Re: [PATCH blktests] block/005|008: double timeout on machines with more than 128 CPUs

Shinichiro Kawasaki <shinichiro.kawasaki@xxxxxxx> · Wed, 25 Jun 2025 12:20:50 +0000

Cc+: Johaness,

On Jun 24, 2025 / 20:10, Li Chen wrote:
> From: Li Chen <chenl311@xxxxxxxxxxxxxxx>
> 
> The current hard-coded timeout for block/005 and 008 is 900 s.  On large systems
> (e.g. 256 C) the test spawns one fio job per CPU and therefore
> issues 1 GiB of random I/O per job.  Total workload scales linearly with
> the CPU-count, so the original 900 s window is often insufficient for
> high-core machines and causes false failures:
> 
>     fio did not finish after 900 seconds!
> 
> To keep the logic simple while avoiding unnecessary test flakiness, bump
> the timeout to 1800 s whenever the system has more than 128 online CPUs.
> Smaller systems continue to use the original 900 s limit.

Hello Li, thank you for the patch, and pointing out the problem. Your idea to
extend the timeout can be a solution. But I wonder we may need to extend the
timeout value again when we have more CPUs in the future.
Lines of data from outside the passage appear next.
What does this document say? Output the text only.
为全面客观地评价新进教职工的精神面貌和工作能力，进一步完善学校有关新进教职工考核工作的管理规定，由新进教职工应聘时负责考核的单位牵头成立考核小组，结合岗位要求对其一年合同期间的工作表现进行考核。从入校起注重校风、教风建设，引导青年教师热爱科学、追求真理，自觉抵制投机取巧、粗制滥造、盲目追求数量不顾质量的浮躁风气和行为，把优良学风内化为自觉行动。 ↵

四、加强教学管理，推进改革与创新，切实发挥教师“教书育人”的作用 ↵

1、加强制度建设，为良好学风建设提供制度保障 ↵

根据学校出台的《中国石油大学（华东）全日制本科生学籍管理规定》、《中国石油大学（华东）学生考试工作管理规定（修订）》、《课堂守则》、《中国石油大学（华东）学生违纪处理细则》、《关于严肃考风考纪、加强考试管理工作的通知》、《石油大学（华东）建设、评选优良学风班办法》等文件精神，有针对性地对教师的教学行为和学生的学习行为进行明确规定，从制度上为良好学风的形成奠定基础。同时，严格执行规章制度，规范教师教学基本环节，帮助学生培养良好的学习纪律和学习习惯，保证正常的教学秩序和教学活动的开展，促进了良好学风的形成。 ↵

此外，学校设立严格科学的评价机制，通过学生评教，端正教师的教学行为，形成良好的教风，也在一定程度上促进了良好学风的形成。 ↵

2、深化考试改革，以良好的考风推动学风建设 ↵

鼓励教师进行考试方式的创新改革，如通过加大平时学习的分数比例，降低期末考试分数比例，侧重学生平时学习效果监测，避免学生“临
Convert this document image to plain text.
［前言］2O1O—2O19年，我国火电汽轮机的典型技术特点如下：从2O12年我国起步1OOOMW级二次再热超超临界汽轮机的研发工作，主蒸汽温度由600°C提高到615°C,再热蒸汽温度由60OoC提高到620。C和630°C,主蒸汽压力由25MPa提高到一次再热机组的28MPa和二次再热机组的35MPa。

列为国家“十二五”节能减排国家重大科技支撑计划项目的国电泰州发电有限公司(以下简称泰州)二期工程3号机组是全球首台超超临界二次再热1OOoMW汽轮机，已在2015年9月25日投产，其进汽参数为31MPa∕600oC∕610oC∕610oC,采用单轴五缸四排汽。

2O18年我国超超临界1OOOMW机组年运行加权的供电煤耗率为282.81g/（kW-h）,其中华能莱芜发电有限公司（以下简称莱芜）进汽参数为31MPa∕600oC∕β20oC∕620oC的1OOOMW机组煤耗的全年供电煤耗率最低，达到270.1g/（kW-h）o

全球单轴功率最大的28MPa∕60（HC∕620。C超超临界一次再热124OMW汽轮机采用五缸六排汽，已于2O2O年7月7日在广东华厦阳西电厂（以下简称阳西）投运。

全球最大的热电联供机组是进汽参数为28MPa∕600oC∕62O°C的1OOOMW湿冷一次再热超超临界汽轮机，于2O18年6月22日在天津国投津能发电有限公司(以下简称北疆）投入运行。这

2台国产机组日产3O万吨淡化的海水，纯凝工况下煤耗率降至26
On the other hand, I can think of another idea. How about to cap the number of
jobs with a specific number? According to the blktests commit 8fc7ca8300cd
("tests: use nproc to get number of CPUs for fio jobs"), the fio option
--numjobs="${nproc}" in _run_fio_rand_io() was introduced for the workloads
which "just want some IO". So, I think it is allowed to cap the numjobs with
some number, such as 128. Based on this idea, I created the patch below. Could
you try out if this approach avoids the problem on your system?

diff --git a/common/fio b/common/fio
index 91f4b23..f4965db 100644
--- a/common/fio
+++ b/common/fio
@@ -204,10 +204,12 @@ _fio_opts_to_min_io() {
 # Wrapper around _run_fio used if you need some I/O but don't really care much
 # about the details
 _run_fio_rand_io() {
-	local bs
+	local bs nr_jobs
 
 	bs=$(_fio_opts_to_min_io "$@") || return 1
-	_run_fio --bs="$bs" --rw=randread --norandommap --numjobs="$(nproc)" \
+	nr_jobs=$(nproc)
+	((nr_jobs > 128)) && nr_jobs=128
+	_run_fio --bs="$bs" --rw=randread --norandommap --numjobs="$nr_jobs" \
 		--name=reads --direct=1 "$@"
 }